Pourtant, c'est d'eux-mêmes, et d'eux-mêmes seuls que doivent venir les remèdes à leurs maux, à nos maux à nous tous. Ne sont-ils pas, comme on dit souvent (à tort ou à raison, ce n'est guère trop important ici : car cela vaut ce que ça vaut) « L'AVENIR DU PAYS » ? Évidemment, EUX, comme NOUS, n'est en aucune façon un tout unifié, un bloc monolithique qui se meut ou qu'on peut faire se mouvoir ou se balancer dans un même mouvement uniforme : ce qu'on nomme abusivement La jeunesse (haïtienne) n'est en rien un tout homogène : elle est plutôt une entité plurale. Elle est le nom qui désigne, sans forcément les rassembler, les individus (haïtiens et haïtiennes) qui sont encore dans les premiers âges de la vie. Et ils n'ont pas (toujours) les mêmes schèmes de pensées, pas les mêmes référents dans le temporel. Mais commune est leur misère. Leurs plaintes et complaintes ont les mêmes thèmes. Cela est tout. C’est à eux donc qu'il incombe de faire chair cette pensée qui les veut « L’AVENIR DU PAYS ». Qu'ils ne soient pas tout imprégnés des grandes idées philosophiques, sociales et politiques n'est guère si terrible. Car, on ne naît pas avec des convictions toutes faites, et les idées ne tombent pas du ciel. Elles naissent dans un cadre (discursif, donc épistémique) donné, elles parlent d'une et pour une certaine situation donnée (tout en tendant à l'universel). Et nonobstant le haut niveau de complexité théorique et d'abstraction qu'on peut souvent leur reconnaître, elles ont nécessairement un certain socle pratique qui détermine à la fois la matière qu'elles organisent et l'objet qu'elles représentent et recouvrent. Ainsi cette misère qu'ils ont en partage, que nous avons tous en partage, est positivement ce qu'ils devront remodeler et transformer, pour en combattre les principaux artisans - dans un mouvement uniforme, c'est-à-dire synchrone et régulier. C'est donc d'elles que doivent prendre forme ce qui doit être la cause pour quoi ils se battront, la cause qui devra engendrer les idées profondes qui feront germer leurs convictions propres, et donc nourriront leur âme personnelle ou individuelle, ainsi que l'Être collectif qu'ils devront constituer...

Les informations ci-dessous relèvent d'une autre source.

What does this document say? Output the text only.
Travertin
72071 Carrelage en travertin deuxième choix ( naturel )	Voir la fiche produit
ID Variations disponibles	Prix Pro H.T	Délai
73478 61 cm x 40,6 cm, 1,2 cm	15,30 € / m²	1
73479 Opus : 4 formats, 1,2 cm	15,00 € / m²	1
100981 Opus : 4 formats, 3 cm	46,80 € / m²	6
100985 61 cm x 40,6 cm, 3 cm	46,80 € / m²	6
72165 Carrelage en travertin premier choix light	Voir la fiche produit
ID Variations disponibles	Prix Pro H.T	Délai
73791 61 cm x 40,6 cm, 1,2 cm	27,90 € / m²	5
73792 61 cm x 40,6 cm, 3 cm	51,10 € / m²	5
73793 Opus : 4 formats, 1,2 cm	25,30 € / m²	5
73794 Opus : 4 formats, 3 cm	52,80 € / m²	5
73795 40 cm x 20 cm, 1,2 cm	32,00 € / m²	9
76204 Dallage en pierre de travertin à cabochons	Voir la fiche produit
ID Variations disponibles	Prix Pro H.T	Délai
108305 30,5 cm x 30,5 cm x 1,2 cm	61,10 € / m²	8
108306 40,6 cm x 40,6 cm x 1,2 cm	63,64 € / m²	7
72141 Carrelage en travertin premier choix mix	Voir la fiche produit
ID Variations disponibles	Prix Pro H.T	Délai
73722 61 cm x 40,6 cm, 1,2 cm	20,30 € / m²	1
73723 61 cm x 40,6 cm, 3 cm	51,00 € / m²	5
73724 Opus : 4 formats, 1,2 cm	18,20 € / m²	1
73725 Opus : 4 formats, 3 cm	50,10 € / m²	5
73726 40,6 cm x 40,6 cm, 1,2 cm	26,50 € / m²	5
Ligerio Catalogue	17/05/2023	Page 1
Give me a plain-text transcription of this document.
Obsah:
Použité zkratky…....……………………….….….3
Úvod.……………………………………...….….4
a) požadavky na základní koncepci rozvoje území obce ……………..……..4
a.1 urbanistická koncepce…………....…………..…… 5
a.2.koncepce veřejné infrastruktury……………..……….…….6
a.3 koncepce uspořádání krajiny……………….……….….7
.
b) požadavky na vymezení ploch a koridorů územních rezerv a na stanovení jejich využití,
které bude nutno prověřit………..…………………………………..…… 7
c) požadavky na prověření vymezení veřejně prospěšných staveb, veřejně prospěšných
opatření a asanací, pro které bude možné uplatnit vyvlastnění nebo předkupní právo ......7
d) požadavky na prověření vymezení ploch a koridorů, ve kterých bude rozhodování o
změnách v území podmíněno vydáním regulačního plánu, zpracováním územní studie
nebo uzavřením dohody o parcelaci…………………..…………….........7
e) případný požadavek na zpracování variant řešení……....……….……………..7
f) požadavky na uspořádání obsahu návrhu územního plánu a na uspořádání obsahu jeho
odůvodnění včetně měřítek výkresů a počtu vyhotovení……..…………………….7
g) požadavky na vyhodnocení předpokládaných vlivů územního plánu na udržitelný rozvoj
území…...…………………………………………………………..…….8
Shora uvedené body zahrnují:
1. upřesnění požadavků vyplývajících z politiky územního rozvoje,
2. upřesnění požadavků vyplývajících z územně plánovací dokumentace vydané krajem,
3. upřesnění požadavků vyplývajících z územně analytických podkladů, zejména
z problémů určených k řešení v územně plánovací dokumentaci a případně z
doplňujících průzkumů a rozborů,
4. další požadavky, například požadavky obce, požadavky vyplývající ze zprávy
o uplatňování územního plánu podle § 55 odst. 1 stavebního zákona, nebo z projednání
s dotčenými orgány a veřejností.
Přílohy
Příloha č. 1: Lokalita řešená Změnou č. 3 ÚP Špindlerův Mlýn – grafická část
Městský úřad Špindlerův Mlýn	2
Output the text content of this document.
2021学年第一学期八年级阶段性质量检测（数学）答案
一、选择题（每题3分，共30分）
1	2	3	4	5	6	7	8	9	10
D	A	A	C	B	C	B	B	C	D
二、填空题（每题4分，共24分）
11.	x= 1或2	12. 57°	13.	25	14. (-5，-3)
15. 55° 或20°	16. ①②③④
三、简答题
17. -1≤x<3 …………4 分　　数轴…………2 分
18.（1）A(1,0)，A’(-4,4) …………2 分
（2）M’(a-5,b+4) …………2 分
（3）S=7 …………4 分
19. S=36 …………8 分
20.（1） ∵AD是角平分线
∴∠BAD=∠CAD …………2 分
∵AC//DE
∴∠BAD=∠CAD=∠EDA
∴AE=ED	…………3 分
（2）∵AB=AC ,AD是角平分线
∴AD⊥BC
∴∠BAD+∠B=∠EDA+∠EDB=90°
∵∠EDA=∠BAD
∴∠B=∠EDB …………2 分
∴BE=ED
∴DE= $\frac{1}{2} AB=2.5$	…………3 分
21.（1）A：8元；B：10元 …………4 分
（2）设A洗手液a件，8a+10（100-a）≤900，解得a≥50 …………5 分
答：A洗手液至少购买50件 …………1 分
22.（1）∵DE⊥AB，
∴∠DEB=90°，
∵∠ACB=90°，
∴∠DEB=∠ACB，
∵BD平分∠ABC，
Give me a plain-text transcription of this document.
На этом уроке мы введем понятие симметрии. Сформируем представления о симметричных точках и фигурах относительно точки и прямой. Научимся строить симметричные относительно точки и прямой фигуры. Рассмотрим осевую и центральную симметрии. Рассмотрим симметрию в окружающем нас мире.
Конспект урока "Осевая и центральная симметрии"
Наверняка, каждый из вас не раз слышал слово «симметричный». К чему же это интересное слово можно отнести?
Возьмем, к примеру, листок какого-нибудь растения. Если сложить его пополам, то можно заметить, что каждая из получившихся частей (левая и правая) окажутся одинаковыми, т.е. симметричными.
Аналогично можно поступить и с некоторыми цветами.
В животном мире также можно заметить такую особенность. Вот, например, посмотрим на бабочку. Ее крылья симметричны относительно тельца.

D'ailleurs, nos ancêtres, qui ne furent ni plus ni moins imprégnés qu'eux des grandes théories, de grandes idées (révolutionnaires), ne l'avaient-ils pas fait, avant eux ? N'avaient-ils pas pu tirer de la masse informe de leur pauvre condition d'esclaves, la force nécessaire pour combattre leurs bourreaux, renverser pour ainsi dire l'ordre des choses, et ce faisant se réapproprier leur humanité ravie par ces monstres. Ou encore, plus près de nous, cette génération d'hommes et de femmes qui, certes, sont grandement responsables de nos maux d'aujourd'hui, n'avaient-ils pas résisté à la terreur des Duvalier et réalisé, à leur corps défendant, le 07 février 1986. N'est-ce donc pas évident que l'être humain ne peut rester longtemps dans l'abjection où on le place, sans trouver en lui-même le pouvoir de s'élever lui-même ? En définitive, nulle condition par laquelle un homme ou une femme soient faits, aussi abrutissante puisse-t-elle être, ne peut éteindre en eux le sentiment de leur dignité d'homme et de femme : plutôt mourir debout, et avec le sentiment d'avoir bravé le mal, que de vivre sans aucune fierté ! finiront-ils par s'exclamer un jour. Car le respect des droits des hommes et des femmes, donc de la dignité humaine, c'est la première de toutes les causes. Elle surpasse toutes les autres, parce qu'elle les engendre toutes. Ainsi quiconque ne se sentant pas assez de force pour la défendre et la protéger est comme une épave surnageant aveuglément dans l'océan, est comme un chiffon d'homme ou de femme qui n'a ni âme ni trippes, et devrait donc décamper (comme s'il/elle n'avait jamais existé.e) - pour ne pas gêner le mouvement de ceux et de celles qui veulent, quant à eux, vivre comme des hommes et des femmes dignes de ce nom.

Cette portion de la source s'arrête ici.